Sin or a crime?
Share:FacebookX

Sin or a crime?

Bishop John McCormack of Manchester, New Hampshire, was deposed in the Birmingham case yesterday. Afterward, one of the plaintiffs who sat in on it said McCormack said he didn’t think that of what Birmingham had done as a crime, but as a sin. The plaintiff was incredulous:

    “Bishop McCormack said it was a sin - he didn’t look at it as a crime,” said Bernie McDaid of Lynn, a leader of a group calling itself Survivors of Joseph Birmingham. “He thought it was a sin - just a sin. That just floored me.”

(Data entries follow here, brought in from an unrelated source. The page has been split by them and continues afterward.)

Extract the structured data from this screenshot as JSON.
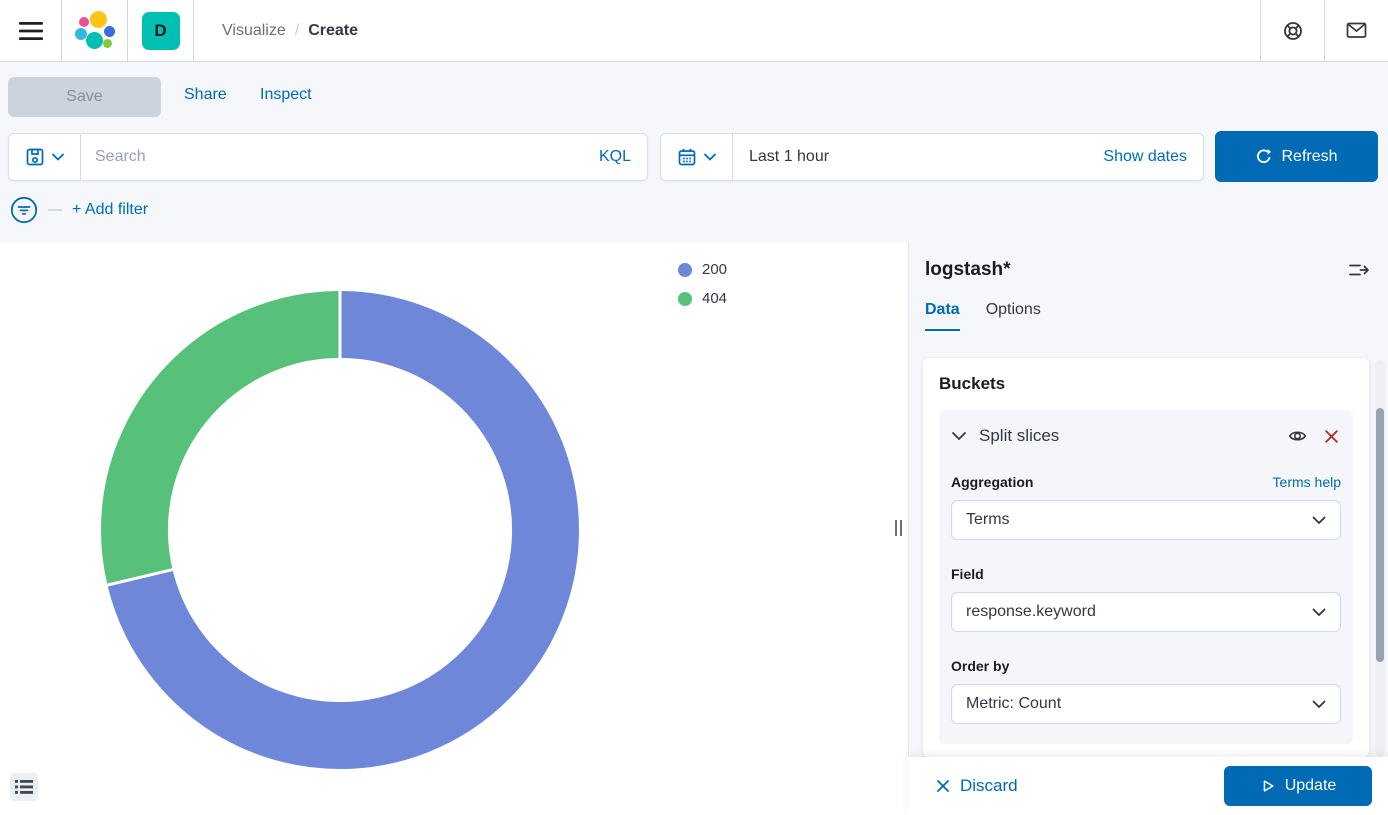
{
  "colors": {
    "primary": "#006BB4",
    "text": "#343741",
    "text_subdued": "#69707D",
    "border": "#D3DAE6",
    "page_background": "#F5F7FA",
    "badge_background": "#00BFB3",
    "danger": "#BD271E",
    "scrollbar_thumb": "#98A2B3"
  },
  "header": {
    "badge_label": "D",
    "breadcrumb": {
      "parent": "Visualize",
      "divider": "/",
      "current": "Create"
    }
  },
  "toolbar": {
    "save_label": "Save",
    "share_label": "Share",
    "inspect_label": "Inspect"
  },
  "query_bar": {
    "search_placeholder": "Search",
    "language_label": "KQL",
    "time_value": "Last 1 hour",
    "show_dates_label": "Show dates",
    "refresh_label": "Refresh"
  },
  "filter_bar": {
    "add_filter_label": "+ Add filter"
  },
  "chart_data": {
    "type": "pie",
    "subtype": "donut",
    "categories": [
      "200",
      "404"
    ],
    "values_pct": [
      71.3,
      28.7
    ],
    "colors": [
      "#6F87D8",
      "#57C17B"
    ],
    "start_angle_deg": 0,
    "direction": "clockwise",
    "inner_radius_ratio": 0.72,
    "legend_position": "top-right",
    "legend": [
      {
        "label": "200",
        "color": "#6F87D8"
      },
      {
        "label": "404",
        "color": "#57C17B"
      }
    ]
  },
  "side_panel": {
    "title": "logstash*",
    "tabs": [
      {
        "label": "Data",
        "active": true
      },
      {
        "label": "Options",
        "active": false
      }
    ],
    "buckets": {
      "section_title": "Buckets",
      "bucket_label": "Split slices",
      "aggregation_label": "Aggregation",
      "aggregation_help_label": "Terms help",
      "aggregation_value": "Terms",
      "field_label": "Field",
      "field_value": "response.keyword",
      "order_by_label": "Order by",
      "order_by_value": "Metric: Count"
    },
    "footer": {
      "discard_label": "Discard",
      "update_label": "Update"
    }
  }
}
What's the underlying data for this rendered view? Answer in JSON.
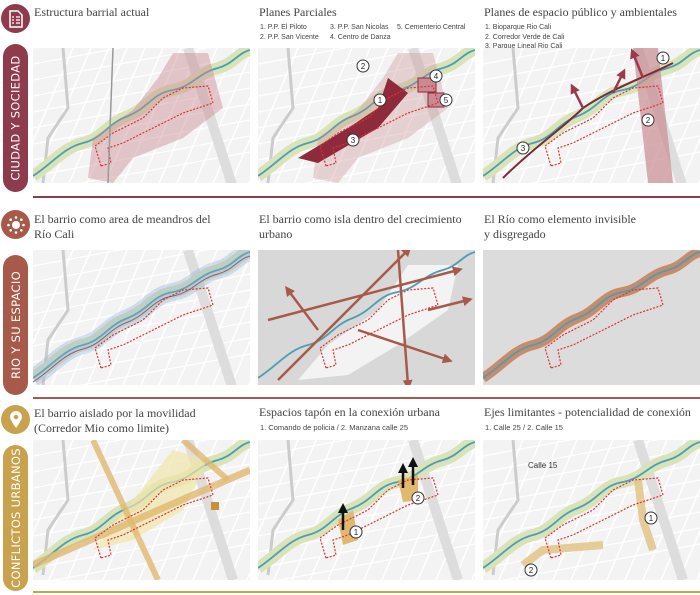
{
  "colors": {
    "row1": "#8e3b4e",
    "row2": "#a85a4a",
    "row3": "#c9a24d",
    "river": "#4a9fb5",
    "green": "#d9e3b8",
    "outline": "#e03030"
  },
  "rows": [
    {
      "label": "CIUDAD Y SOCIEDAD",
      "icon": "document-checklist-icon",
      "panels": [
        {
          "title": "Estructura barrial actual"
        },
        {
          "title": "Planes Parciales",
          "list": [
            "1. P.P. El Piloto",
            "2. P.P. San Vicente",
            "3. P.P. San Nicolas",
            "4. Centro de Danza",
            "5. Cementerio Central"
          ],
          "markers": [
            "1",
            "2",
            "3",
            "4",
            "5"
          ]
        },
        {
          "title": "Planes de espacio público y ambientales",
          "list": [
            "1. Bioparque Rio Cali",
            "2. Corredor Verde de Cali",
            "3. Parque Lineal Rio Cali"
          ],
          "markers": [
            "1",
            "2",
            "3"
          ]
        }
      ]
    },
    {
      "label": "RIO Y SU ESPACIO",
      "icon": "network-nodes-icon",
      "panels": [
        {
          "title_lines": [
            "El barrio como area de meandros del",
            "Río Cali"
          ]
        },
        {
          "title_lines": [
            "El barrio como isla dentro del crecimiento",
            "urbano"
          ]
        },
        {
          "title_lines": [
            "El Río como elemento invisible",
            "y disgregado"
          ]
        }
      ]
    },
    {
      "label": "CONFLICTOS URBANOS",
      "icon": "map-pin-icon",
      "panels": [
        {
          "title_lines": [
            "El barrio aislado por la movilidad",
            "(Corredor Mio como limite)"
          ]
        },
        {
          "title": "Espacios tapón en la conexión urbana",
          "subtitle": "1. Comando de policia  /  2. Manzana calle 25",
          "markers": [
            "1",
            "2"
          ]
        },
        {
          "title": "Ejes limitantes - potencialidad de conexión",
          "subtitle": "1. Calle 25  /  2. Calle 15",
          "street_label": "Calle 15",
          "markers": [
            "1",
            "2"
          ]
        }
      ]
    }
  ]
}
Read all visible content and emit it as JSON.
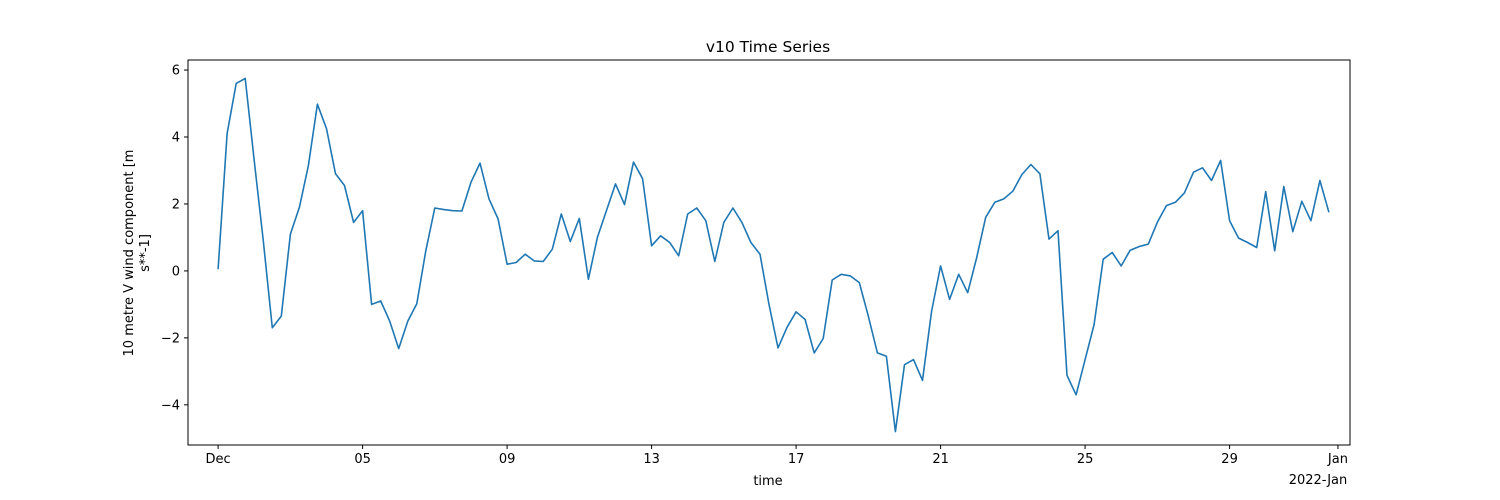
{
  "chart_data": {
    "type": "line",
    "title": "v10 Time Series",
    "xlabel": "time",
    "ylabel_line1": "10 metre V wind component [m",
    "ylabel_line2": "s**-1]",
    "x_start": "2021-12-01T00:00",
    "x_step_hours": 6,
    "x_range": [
      "2021-11-30T04:00",
      "2022-01-01T08:00"
    ],
    "ylim": [
      -5.2,
      6.3
    ],
    "grid": false,
    "x_ticks": [
      {
        "date": "2021-12-01",
        "label": "Dec"
      },
      {
        "date": "2021-12-05",
        "label": "05"
      },
      {
        "date": "2021-12-09",
        "label": "09"
      },
      {
        "date": "2021-12-13",
        "label": "13"
      },
      {
        "date": "2021-12-17",
        "label": "17"
      },
      {
        "date": "2021-12-21",
        "label": "21"
      },
      {
        "date": "2021-12-25",
        "label": "25"
      },
      {
        "date": "2021-12-29",
        "label": "29"
      },
      {
        "date": "2022-01-01",
        "label": "Jan"
      }
    ],
    "x_offset_label": "2022-Jan",
    "y_ticks": [
      -4,
      -2,
      0,
      2,
      4,
      6
    ],
    "series": [
      {
        "color": "#1f77b4",
        "values": [
          0.05,
          4.1,
          5.6,
          5.75,
          3.3,
          0.9,
          -1.7,
          -1.35,
          1.1,
          1.9,
          3.15,
          4.98,
          4.25,
          2.9,
          2.55,
          1.45,
          1.8,
          -1.0,
          -0.9,
          -1.5,
          -2.32,
          -1.5,
          -0.98,
          0.6,
          1.88,
          1.83,
          1.8,
          1.79,
          2.65,
          3.22,
          2.15,
          1.55,
          0.2,
          0.25,
          0.5,
          0.3,
          0.28,
          0.65,
          1.7,
          0.88,
          1.57,
          -0.25,
          1.0,
          1.8,
          2.6,
          1.98,
          3.25,
          2.75,
          0.75,
          1.05,
          0.85,
          0.45,
          1.7,
          1.88,
          1.5,
          0.28,
          1.45,
          1.88,
          1.45,
          0.85,
          0.5,
          -1.0,
          -2.3,
          -1.68,
          -1.22,
          -1.45,
          -2.45,
          -2.02,
          -0.27,
          -0.1,
          -0.15,
          -0.35,
          -1.35,
          -2.45,
          -2.55,
          -4.8,
          -2.8,
          -2.65,
          -3.27,
          -1.2,
          0.15,
          -0.85,
          -0.1,
          -0.65,
          0.4,
          1.6,
          2.05,
          2.15,
          2.38,
          2.88,
          3.18,
          2.9,
          0.95,
          1.2,
          -3.12,
          -3.7,
          -2.65,
          -1.6,
          0.35,
          0.55,
          0.15,
          0.62,
          0.73,
          0.8,
          1.45,
          1.95,
          2.05,
          2.33,
          2.95,
          3.08,
          2.7,
          3.3,
          1.5,
          0.98,
          0.85,
          0.7,
          2.37,
          0.6,
          2.52,
          1.17,
          2.08,
          1.5,
          2.7,
          1.75
        ]
      }
    ]
  }
}
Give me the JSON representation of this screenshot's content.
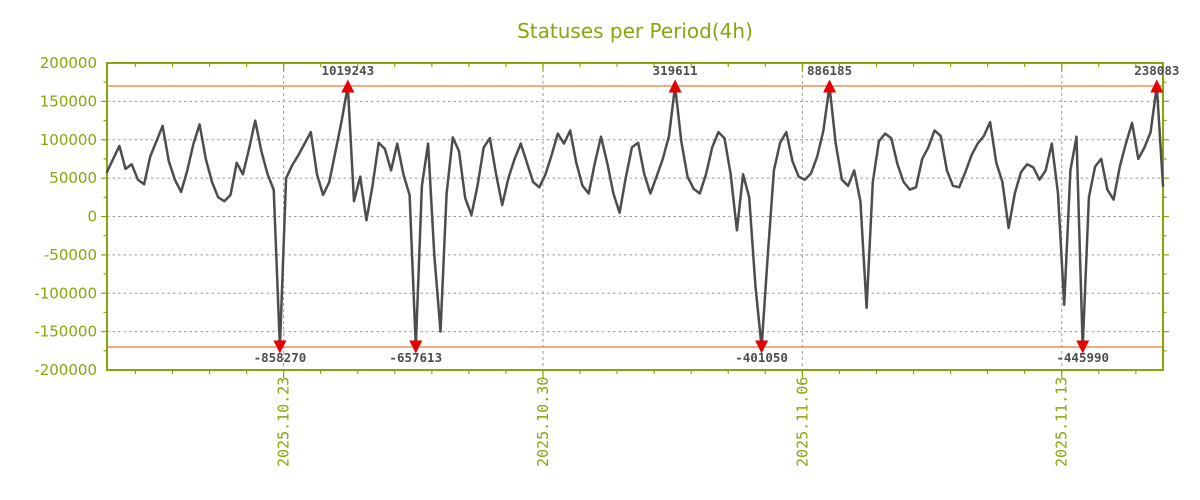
{
  "page": {
    "background": "#ffffff"
  },
  "chart_data": {
    "type": "line",
    "title": "Statuses per Period(4h)",
    "period": "4h",
    "grid": true,
    "legend": false,
    "y_axis": {
      "min": -200000,
      "max": 200000,
      "tick_step": 50000,
      "minor_tick_step": 25000,
      "tick_labels": [
        "200000",
        "150000",
        "100000",
        "50000",
        "0",
        "-50000",
        "-100000",
        "-150000",
        "-200000"
      ]
    },
    "x_axis": {
      "major_ticks": [
        {
          "position": 28.6,
          "label": "2025.10.23"
        },
        {
          "position": 70.6,
          "label": "2025.10.30"
        },
        {
          "position": 112.6,
          "label": "2025.11.06"
        },
        {
          "position": 154.6,
          "label": "2025.11.13"
        }
      ],
      "minor_tick_step": 6,
      "minor_tick_offset": 4.6,
      "points_per_day": 6
    },
    "clip_value": 170000,
    "values": [
      58000,
      75000,
      92000,
      62000,
      68000,
      48000,
      42000,
      78000,
      98000,
      118000,
      72000,
      48000,
      32000,
      60000,
      95000,
      120000,
      75000,
      45000,
      25000,
      20000,
      28000,
      70000,
      55000,
      88000,
      125000,
      85000,
      55000,
      35000,
      -858270,
      50000,
      67000,
      80000,
      95000,
      110000,
      55000,
      28000,
      45000,
      85000,
      125000,
      1019243,
      20000,
      52000,
      -5000,
      40000,
      96000,
      88000,
      60000,
      95000,
      55000,
      28000,
      -657613,
      40000,
      95000,
      -50000,
      -150000,
      30000,
      103000,
      85000,
      24000,
      2000,
      40000,
      90000,
      102000,
      55000,
      15000,
      50000,
      75000,
      95000,
      70000,
      45000,
      38000,
      55000,
      80000,
      108000,
      95000,
      112000,
      70000,
      40000,
      30000,
      70000,
      104000,
      70000,
      30000,
      5000,
      50000,
      90000,
      96000,
      55000,
      30000,
      52000,
      75000,
      105000,
      319611,
      98000,
      52000,
      36000,
      30000,
      55000,
      90000,
      110000,
      102000,
      55000,
      -18000,
      55000,
      25000,
      -90000,
      -401050,
      -50000,
      60000,
      96000,
      110000,
      72000,
      52000,
      48000,
      56000,
      78000,
      112000,
      886185,
      95000,
      48000,
      40000,
      60000,
      20000,
      -119000,
      45000,
      98000,
      108000,
      102000,
      68000,
      45000,
      35000,
      38000,
      75000,
      90000,
      112000,
      105000,
      60000,
      40000,
      38000,
      58000,
      80000,
      95000,
      105000,
      123000,
      70000,
      45000,
      -15000,
      30000,
      58000,
      68000,
      64000,
      48000,
      60000,
      95000,
      30000,
      -115000,
      60000,
      104000,
      -445990,
      25000,
      65000,
      75000,
      35000,
      22000,
      65000,
      95000,
      122000,
      75000,
      90000,
      110000,
      238083,
      40000
    ],
    "annotations": [
      {
        "index": 28,
        "value": -858270,
        "label": "-858270",
        "direction": "down"
      },
      {
        "index": 39,
        "value": 1019243,
        "label": "1019243",
        "direction": "up"
      },
      {
        "index": 50,
        "value": -657613,
        "label": "-657613",
        "direction": "down"
      },
      {
        "index": 92,
        "value": 319611,
        "label": "319611",
        "direction": "up"
      },
      {
        "index": 106,
        "value": -401050,
        "label": "-401050",
        "direction": "down"
      },
      {
        "index": 117,
        "value": 886185,
        "label": "886185",
        "direction": "up"
      },
      {
        "index": 158,
        "value": -445990,
        "label": "-445990",
        "direction": "down"
      },
      {
        "index": 170,
        "value": 238083,
        "label": "238083",
        "direction": "up"
      }
    ],
    "colors": {
      "axis": "#84a80a",
      "grid": "#999999",
      "line": "#4d4d4d",
      "clip_line": "#e8915a",
      "marker": "#e60000",
      "annotation_text": "#4d4d4d"
    }
  }
}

“Only a sin.” That raises an interesting question. Which makes a particular act worse, that it is a sin or that it’s a crime? Looked at from the faith viewpoint, obviously the sinful aspect is worse because it breaks the laws of God and adds to the Cross of Jesus Christ. A crime only breaks the laws of man. Now, the fact is the acts we’re talking about here are infractions against both God and man so I’m not trying to minimize it, but to say that he only thought of it as sin does not get him off the hook.

The fact is that if Bishop McCormack had really looked at Birmingham’s perverse actions truly as sin, then he would never have sloughed them off as easily as he apparently did. Repentance is not just, “I’m sorry,” but it’s also, “I must be removed from temptation” and “I must make restitution.” The apparent case is that McCormack looked at what Birmingham and others did as neither sinful nor criminal or he would never have allowed it to continue. Actually, he could overlook a crime that wasn’t a sin (civil disobedience), but he could never overlook actual sin. Not if he was a true minister of the Gospel.